Current through coils
On Fri, 24 Mar 2006 20:13:26 -0500, John Popelish
wrote:
He and others have given this as
proof that the current at the two ends of an inductor are inherently
different, regardless of its physical size.
I agree up till you add, "regardless of physical size". I have seen
him talk only about large air core space wound coils. I came to the
discussion late, but this is what I have seen.
Hi John,
One of the problems is the thread discussion is freely mixed with
practical observations and theoretical arguments - these can clash,
especially when mixed indiscriminately to prove one point.
First, several years ago, came the shocking observation that the
current into a coil is not the same as the current out of it.
Somewhere along the debate, this practical measurement was then
expressed to be in conflict with Kirchhoff's theories. However,
Kirchhoff's current law is for currents into and out of the same point
intersection, not component. The association with a point is found in
that the "lumped" inductance is a dimensionless load. The association
with Kirchhoff was strained to fit the load to then condemn the load
instead of simply rejecting that failed model and using the correct
one.
The problem came from incorrectly specifying the coil in EZNEC which
offers a coil generator (inductor) in the wires table as well as a
coil specification (inductance) in the loads table. This shocking
difference between model and observation would have been easily
resolved by simply using the coil generator (inductor) in place of the
lumped equivalent (inductance).
How do you know when you've made a mistake in application? You do two
designs and compare each to what nature provides. You discard the
model that does not conform to nature.
Want to know what the difference is between the two (the good and the
bad design) at the far receiver? ±.32dB Hence the name of my thread
"Current through coils - BFD."
....snip
But the ground is there, in the application under discussion. All
components act differently if you connect them to something else.
This coil is connected to ground by its capacitance.
Roy's point is that the proposed "theory," as Ian has also pointed
out, has to correctly answer all scenarios, not just one.

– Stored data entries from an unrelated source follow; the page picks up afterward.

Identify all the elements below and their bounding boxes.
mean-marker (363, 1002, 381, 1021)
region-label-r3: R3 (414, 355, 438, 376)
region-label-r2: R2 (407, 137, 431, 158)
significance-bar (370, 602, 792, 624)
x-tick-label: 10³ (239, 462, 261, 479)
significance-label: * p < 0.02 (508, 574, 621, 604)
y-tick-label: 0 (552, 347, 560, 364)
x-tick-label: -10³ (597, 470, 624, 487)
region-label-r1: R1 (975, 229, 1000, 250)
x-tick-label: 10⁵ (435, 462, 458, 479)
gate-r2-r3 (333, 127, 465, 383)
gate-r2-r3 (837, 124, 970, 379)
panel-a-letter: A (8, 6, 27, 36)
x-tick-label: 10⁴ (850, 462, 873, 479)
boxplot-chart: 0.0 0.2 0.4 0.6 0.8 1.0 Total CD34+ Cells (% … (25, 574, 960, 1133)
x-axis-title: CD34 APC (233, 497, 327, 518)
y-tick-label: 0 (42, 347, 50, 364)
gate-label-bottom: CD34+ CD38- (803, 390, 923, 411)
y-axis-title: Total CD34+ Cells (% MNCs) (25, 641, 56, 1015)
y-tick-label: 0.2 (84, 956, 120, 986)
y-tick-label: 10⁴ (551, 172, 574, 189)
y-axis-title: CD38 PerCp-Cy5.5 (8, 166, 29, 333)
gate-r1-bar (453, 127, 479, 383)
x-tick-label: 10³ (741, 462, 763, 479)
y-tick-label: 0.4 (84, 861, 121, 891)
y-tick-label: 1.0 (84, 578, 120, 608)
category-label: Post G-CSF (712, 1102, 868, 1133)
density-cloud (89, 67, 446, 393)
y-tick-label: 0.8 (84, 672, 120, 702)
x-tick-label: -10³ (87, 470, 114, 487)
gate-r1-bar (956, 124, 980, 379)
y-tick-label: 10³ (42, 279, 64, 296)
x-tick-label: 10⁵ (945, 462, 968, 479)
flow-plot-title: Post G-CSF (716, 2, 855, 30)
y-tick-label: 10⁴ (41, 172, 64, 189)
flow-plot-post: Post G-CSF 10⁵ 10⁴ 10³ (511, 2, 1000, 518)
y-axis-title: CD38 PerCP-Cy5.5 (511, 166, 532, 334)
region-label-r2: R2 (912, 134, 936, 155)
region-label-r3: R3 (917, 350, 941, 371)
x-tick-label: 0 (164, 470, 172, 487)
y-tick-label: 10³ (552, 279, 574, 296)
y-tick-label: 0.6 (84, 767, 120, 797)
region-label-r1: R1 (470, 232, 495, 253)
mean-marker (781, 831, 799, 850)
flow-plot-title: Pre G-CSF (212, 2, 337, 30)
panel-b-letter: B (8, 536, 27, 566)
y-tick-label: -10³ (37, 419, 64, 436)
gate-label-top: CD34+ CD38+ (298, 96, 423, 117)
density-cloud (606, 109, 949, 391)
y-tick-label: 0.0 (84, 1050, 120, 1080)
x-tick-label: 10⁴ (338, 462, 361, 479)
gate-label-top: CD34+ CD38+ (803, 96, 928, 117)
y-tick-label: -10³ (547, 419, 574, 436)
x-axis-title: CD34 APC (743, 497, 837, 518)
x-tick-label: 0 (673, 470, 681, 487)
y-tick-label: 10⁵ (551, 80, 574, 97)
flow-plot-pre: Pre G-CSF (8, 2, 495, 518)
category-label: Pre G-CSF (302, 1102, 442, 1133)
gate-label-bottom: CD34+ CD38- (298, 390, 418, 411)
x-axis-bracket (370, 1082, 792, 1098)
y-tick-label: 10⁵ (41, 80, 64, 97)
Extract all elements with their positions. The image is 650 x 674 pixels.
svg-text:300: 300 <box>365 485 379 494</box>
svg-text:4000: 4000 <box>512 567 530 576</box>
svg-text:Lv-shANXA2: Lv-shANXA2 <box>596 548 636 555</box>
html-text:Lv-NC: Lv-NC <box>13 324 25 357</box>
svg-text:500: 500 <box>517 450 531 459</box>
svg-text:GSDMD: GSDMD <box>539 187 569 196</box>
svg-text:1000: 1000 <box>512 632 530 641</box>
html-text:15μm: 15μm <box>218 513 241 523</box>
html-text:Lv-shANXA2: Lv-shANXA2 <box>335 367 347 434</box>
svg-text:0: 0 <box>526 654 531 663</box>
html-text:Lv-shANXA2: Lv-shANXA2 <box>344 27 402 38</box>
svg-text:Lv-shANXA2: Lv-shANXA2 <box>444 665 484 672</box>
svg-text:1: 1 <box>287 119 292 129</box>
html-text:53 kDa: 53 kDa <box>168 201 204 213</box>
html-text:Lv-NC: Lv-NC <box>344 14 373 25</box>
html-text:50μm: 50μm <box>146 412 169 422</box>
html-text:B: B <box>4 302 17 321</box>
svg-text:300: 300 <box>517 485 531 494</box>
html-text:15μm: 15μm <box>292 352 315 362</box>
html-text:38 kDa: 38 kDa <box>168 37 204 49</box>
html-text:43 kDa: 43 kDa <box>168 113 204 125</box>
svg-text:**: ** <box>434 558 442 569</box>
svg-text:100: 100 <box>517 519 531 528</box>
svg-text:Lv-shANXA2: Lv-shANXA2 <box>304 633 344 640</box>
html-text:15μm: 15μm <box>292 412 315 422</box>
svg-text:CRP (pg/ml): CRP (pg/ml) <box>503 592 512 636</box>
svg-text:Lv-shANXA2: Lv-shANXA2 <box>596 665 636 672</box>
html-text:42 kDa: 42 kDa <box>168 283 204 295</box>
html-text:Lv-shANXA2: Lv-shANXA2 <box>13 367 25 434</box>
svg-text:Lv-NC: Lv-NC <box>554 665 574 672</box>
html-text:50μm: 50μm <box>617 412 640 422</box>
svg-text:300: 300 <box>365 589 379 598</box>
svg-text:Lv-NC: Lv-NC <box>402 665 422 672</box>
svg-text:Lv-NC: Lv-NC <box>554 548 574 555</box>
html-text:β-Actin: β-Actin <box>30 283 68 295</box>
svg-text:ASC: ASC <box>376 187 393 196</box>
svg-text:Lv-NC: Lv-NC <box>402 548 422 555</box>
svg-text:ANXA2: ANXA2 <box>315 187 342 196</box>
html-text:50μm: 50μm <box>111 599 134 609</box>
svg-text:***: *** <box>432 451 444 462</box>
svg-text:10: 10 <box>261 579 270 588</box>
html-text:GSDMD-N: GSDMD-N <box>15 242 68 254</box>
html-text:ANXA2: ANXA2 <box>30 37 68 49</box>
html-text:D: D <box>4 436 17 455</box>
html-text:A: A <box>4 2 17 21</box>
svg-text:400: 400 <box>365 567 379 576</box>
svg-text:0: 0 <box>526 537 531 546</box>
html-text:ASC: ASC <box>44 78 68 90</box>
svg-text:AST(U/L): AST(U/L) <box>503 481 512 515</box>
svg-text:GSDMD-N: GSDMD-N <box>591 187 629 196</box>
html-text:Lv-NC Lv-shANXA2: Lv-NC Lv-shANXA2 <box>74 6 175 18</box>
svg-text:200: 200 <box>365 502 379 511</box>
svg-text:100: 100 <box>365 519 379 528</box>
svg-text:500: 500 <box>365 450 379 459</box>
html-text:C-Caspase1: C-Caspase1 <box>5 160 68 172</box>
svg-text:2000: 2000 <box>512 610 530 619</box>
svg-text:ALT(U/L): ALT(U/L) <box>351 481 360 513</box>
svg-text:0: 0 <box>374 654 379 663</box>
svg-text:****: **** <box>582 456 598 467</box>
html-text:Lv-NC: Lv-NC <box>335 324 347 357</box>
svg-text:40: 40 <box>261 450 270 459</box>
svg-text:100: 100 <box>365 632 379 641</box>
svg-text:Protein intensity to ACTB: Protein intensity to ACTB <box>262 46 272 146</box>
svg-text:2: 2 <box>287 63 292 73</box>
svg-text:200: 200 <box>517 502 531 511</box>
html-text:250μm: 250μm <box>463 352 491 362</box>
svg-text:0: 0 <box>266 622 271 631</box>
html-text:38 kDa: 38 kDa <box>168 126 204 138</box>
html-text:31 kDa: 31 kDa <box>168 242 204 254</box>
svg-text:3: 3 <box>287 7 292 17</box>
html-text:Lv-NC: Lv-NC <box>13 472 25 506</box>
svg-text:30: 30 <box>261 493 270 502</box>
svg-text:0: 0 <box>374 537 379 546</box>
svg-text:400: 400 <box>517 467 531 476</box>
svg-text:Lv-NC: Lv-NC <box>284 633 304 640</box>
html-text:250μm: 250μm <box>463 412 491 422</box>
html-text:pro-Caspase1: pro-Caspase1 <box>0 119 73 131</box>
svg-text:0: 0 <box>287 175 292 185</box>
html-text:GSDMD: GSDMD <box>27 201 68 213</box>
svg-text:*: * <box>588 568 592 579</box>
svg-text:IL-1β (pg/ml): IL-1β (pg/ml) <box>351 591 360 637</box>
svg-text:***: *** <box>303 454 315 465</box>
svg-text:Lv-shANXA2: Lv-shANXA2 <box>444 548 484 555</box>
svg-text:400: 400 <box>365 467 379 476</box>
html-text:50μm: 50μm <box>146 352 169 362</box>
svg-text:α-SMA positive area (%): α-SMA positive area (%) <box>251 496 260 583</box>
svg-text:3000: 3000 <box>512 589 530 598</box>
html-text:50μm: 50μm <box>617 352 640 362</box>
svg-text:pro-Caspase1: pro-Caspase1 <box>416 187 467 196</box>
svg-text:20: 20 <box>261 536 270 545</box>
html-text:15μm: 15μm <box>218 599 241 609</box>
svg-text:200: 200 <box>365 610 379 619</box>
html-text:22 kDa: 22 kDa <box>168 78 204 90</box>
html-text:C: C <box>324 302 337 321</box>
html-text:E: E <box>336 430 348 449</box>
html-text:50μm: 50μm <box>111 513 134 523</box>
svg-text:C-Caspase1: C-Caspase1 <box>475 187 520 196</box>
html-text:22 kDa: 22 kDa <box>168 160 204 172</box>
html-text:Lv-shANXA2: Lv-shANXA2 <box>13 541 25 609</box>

We don't
have enough shelf space in libraries that prove the resistance of each
resistor constructed - one formula does quite well for 99.999% of
them, and a couple more formulas for those that don't (and those new
formulas will give the same answer for the first 99.999% as well).
When you add ground to the model, you
have to add the equivalent shunt C to the lumped model. The C isn't a
property of the inductor itself; it's the capacitance between the
inductor and ground.
That is a very strange statement to my mind. Stray capacitance is an
unavoidable effect that any real inductor in any real application will
have as a result of it having non zero size.
You are mixing an observational fact with a theoretical statement. The
lumped model contains ONLY inductance, to make it conform to nature,
as Roy is doing here, you have to add in all the nasty bits.
OR
Build a helix (inductor) in the wires table.
A thing made of wire
that takes up space has inductive character and capacitive character,
and transmission line character, and loss, all rolled into one.
These are all properties that reside in a helix (inductor) constructed
in the wires table. Some of these properties (like inductance) also
reside in the load table, but not the capacitance to earth. If it
matters, it is up to you to make the correct choice.
....snip
Well, the rest was more conflict between theory and practice that is
and has been resolvable for a long time. Even the conflict is
separable. For those who persist in making poor choices, they will
always have either a problem with a model, or the genesis of a new
theory, or rattle on beyond 500 posts - sometimes all three.